Transcription factors IIS and IIF enhance transcription efficiency by differentially modifying RNA polymerase pausing dynamics

Abstract

Transcription factors IIS (TFIIS) and IIF (TFIIF) are known to stimulate transcription elongation. Here, we use a single-molecule transcription elongation assay to study the effects of both factors. We find that these transcription factors enhance overall transcription elongation by reducing the lifetime of transcriptional pauses and that TFIIF also decreases the probability of pause entry. Furthermore, we observe that both factors enhance the processivity of RNA polymerase II through the nucleosomal barrier. The effects of TFIIS and TFIIF are quantitatively described using the linear Brownian ratchet kinetic model for transcription elongation and the backtracking model for transcriptional pauses, modified to account for the effects of the transcription factors. Our findings help elucidate the molecular mechanisms by which transcription factors modulate gene expression.

Keywords: Pol II; enzyme kinetics; optical tweezers; yeast.

Fig. 1.

Single-molecule transcription elongation in the presence of transcription factors TFIIS and TFIIF. (A) Experimental geometry for the single-molecule transcription assay in opposing force configuration. (B) Example traces of Pol II transcription in the absence of factors (black), with TFIIS (blue), with TFIIF (red), and with TFIIF/TFIIS (green). (C) An enlarged typical example trace of Pol II transcription with TFIIS (Left) and TFIIF (Right) at high opposing force (∼10 pN). (D) Pause-free velocity against applied forces. Error bars represent SEMs. Note that we excluded the apparent pause density of Pol II in the 7-pN to 10-pN range in the plot because the mean stall force of Pol II is about 7 pN. (E) Mean pause densities of Pol II in the absence and presence of transcription factors within the force range studied. Vertical lines represent SEMs. (F) The cumulative pause duration distributions of Pol II (black line) and Pol II with TFIIS (blue line) in the 4-pN to 7-pN opposing force range. Dashed lines represent fits from the models (Fig. 3). (G) The cumulative pause duration distributions of Pol II (black line), Pol II with TFIIF (red line), and Pol II with TFIIF/TFIIS (green line) in the 4-pN to 7-pN opposing force range.

Fig. 2.

Transcription factors TFIIF and TFIIS enhance Pol II elongation through the nucleosome. (A) Example traces of Pol II transcription on nucleosomal DNA in the absence of factors (black), with TFIIF (red), with TFIIS (blue), and with TFIIF/TFIIS (green). Some molecules stop in the nucleosome region (right side). (B) Mean dwell times against distance from the nucleosomal dyad.

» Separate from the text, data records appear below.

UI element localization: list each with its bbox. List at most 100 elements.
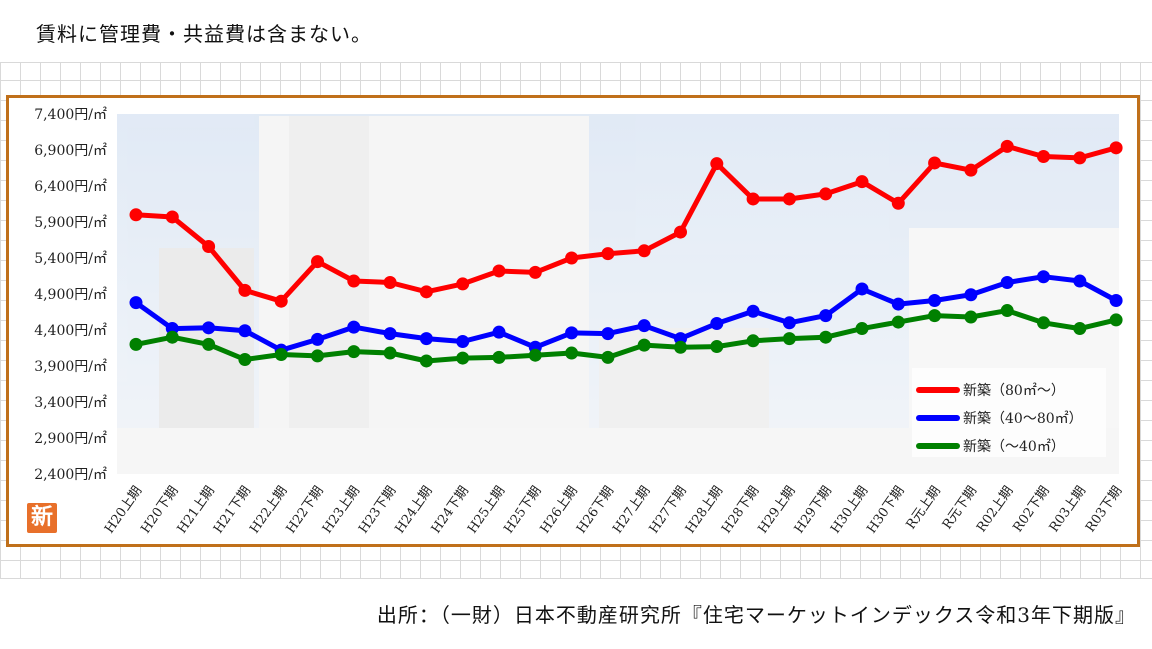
new-build-badge: 新 xyxy=(27,503,57,533)
data-point xyxy=(347,274,361,288)
note-bar: 賃料に管理費・共益費は含まない。 xyxy=(0,0,1152,63)
x-tick-label: R元上期 xyxy=(904,484,944,533)
data-point xyxy=(891,196,905,210)
y-tick-label: 5,400円/㎡ xyxy=(34,251,107,267)
data-point xyxy=(928,293,942,307)
chart-frame: 7,400円/㎡ 6,900円/㎡ 6,400円/㎡ 5,900円/㎡ 5,400円/㎡… xyxy=(6,95,1140,547)
data-point xyxy=(1000,275,1014,289)
data-point xyxy=(565,346,579,360)
data-point xyxy=(419,285,433,299)
x-tick-label: H30下期 xyxy=(864,484,907,537)
rent-trend-chart: 7,400円/㎡ 6,900円/㎡ 6,400円/㎡ 5,900円/㎡ 5,400円/㎡… xyxy=(34,107,1125,537)
data-point xyxy=(1073,322,1087,336)
data-point xyxy=(347,345,361,359)
y-tick-label: 4,400円/㎡ xyxy=(34,323,107,339)
data-point xyxy=(1000,139,1014,153)
data-point xyxy=(383,346,397,360)
data-point xyxy=(782,332,796,346)
data-point xyxy=(710,157,724,171)
data-point xyxy=(746,192,760,206)
data-point xyxy=(129,208,143,222)
note-text: 賃料に管理費・共益費は含まない。 xyxy=(36,22,372,46)
data-point xyxy=(637,319,651,333)
data-point xyxy=(311,255,324,269)
data-point xyxy=(165,330,179,344)
data-point xyxy=(1109,141,1123,155)
data-point xyxy=(819,330,833,344)
y-tick-label: 3,400円/㎡ xyxy=(34,395,107,411)
data-point xyxy=(1000,304,1014,318)
y-tick-label: 7,400円/㎡ xyxy=(34,107,107,123)
data-point xyxy=(528,348,542,362)
data-point xyxy=(601,247,615,261)
data-point xyxy=(782,192,796,206)
data-point xyxy=(964,163,978,177)
data-point xyxy=(165,210,179,224)
data-point xyxy=(782,316,796,330)
data-point xyxy=(129,337,143,351)
data-point xyxy=(202,239,216,253)
data-point xyxy=(492,264,506,278)
y-tick-label: 5,900円/㎡ xyxy=(34,215,107,231)
y-axis: 7,400円/㎡ 6,900円/㎡ 6,400円/㎡ 5,900円/㎡ 5,400円/㎡… xyxy=(34,107,107,483)
series-line xyxy=(133,143,1119,304)
data-point xyxy=(565,251,579,265)
data-point xyxy=(891,315,905,329)
data-point xyxy=(637,244,651,258)
data-point xyxy=(383,275,397,289)
x-axis: H20上期H20下期H21上期H21下期H22上期H22下期H23上期H23下期… xyxy=(102,484,1125,537)
data-point xyxy=(855,322,869,336)
data-point xyxy=(274,294,288,308)
source-bar: 出所：（一財）日本不動産研究所『住宅マーケットインデックス令和3年下期版』 xyxy=(0,578,1152,649)
data-point xyxy=(928,156,942,170)
data-point xyxy=(1037,270,1050,284)
data-point xyxy=(129,296,143,310)
data-point xyxy=(964,310,978,324)
data-point xyxy=(1073,274,1087,288)
data-point xyxy=(419,354,433,368)
data-point xyxy=(238,324,252,338)
data-point xyxy=(311,332,324,346)
data-point xyxy=(238,353,252,367)
data-point xyxy=(637,338,651,352)
data-point xyxy=(456,335,470,349)
data-point xyxy=(601,327,615,341)
data-point xyxy=(928,309,942,323)
data-point xyxy=(311,349,324,363)
series-line xyxy=(133,274,1119,353)
y-tick-label: 6,900円/㎡ xyxy=(34,143,107,159)
legend-label: 新築（80㎡～） xyxy=(963,383,1065,399)
series-3 xyxy=(129,304,1123,368)
legend-label: 新築（40～80㎡） xyxy=(963,411,1083,427)
legend-label: 新築（～40㎡） xyxy=(963,439,1065,455)
data-point xyxy=(1037,149,1050,163)
data-point xyxy=(601,350,615,364)
data-point xyxy=(1109,313,1123,327)
data-point xyxy=(1109,293,1123,307)
y-tick-label: 2,400円/㎡ xyxy=(34,467,107,483)
legend-box xyxy=(912,368,1106,457)
y-tick-label: 6,400円/㎡ xyxy=(34,179,107,195)
y-tick-label: 4,900円/㎡ xyxy=(34,287,107,303)
data-point xyxy=(674,340,687,354)
data-point xyxy=(1073,151,1087,165)
data-point xyxy=(710,340,724,354)
data-point xyxy=(855,282,869,296)
data-point xyxy=(964,288,978,302)
data-point xyxy=(891,297,905,311)
series-1 xyxy=(129,139,1123,308)
data-point xyxy=(492,325,506,339)
data-point xyxy=(456,277,470,291)
data-point xyxy=(746,304,760,318)
y-tick-label: 3,900円/㎡ xyxy=(34,359,107,375)
data-point xyxy=(238,283,252,297)
data-point xyxy=(819,187,833,201)
data-point xyxy=(746,334,760,348)
data-point xyxy=(855,175,869,189)
legend: 新築（80㎡～） 新築（40～80㎡） 新築（～40㎡） xyxy=(912,368,1106,457)
data-point xyxy=(565,326,579,340)
data-point xyxy=(202,337,216,351)
data-point xyxy=(202,321,216,335)
data-point xyxy=(710,317,724,331)
data-point xyxy=(674,225,687,239)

Error bars represent SEMs. (C) Histograms of transcription arrest sites in the presence of different factors. Numbers are the percentage of Pol II molecules that passed through the nucleosome. The extended NPS region (−115 nt to +85 nt) is highlighted in yellow. All nucleosomal transcription experiments were done under an assisting load (Methods).

Fig. 3.

Kinetic model of transcription elongation by Pol II in the presence of TFIIS. Transcription elongation by Pol II is composed of the on-pathway elongation (green) and the off-pathway pausing (purple). Forward translocation (k₁) competes with entry into backtracked pauses (k_b1). In the absence of TFIIS, pause recovery requires forward diffusion of the enzyme (k_f) to a pretranslocated state such as TEC_n,0. TFIIS introduces a new pause recovery mechanism (k_r, red arrows) that takes a backtracked Pol II in the state TEC_i,−j to the on-pathway posttranslocated state TEC_i−j−1,1. Cartoon configurations of Pol II TECs in the pre- and posttranslocated and 1-bp backtracked states show that TFIIS-stimulated transcript cleavage rescues the 1-bp backtracked Pol II complex (TEC_n,−1), transferring it to the elongation-competent posttranslocated state TEC_n−2,1. The purple arrow represents the active site of the enzyme. The RNA transcript and template DNA are shown in red and blue, respectively. N represents NTP.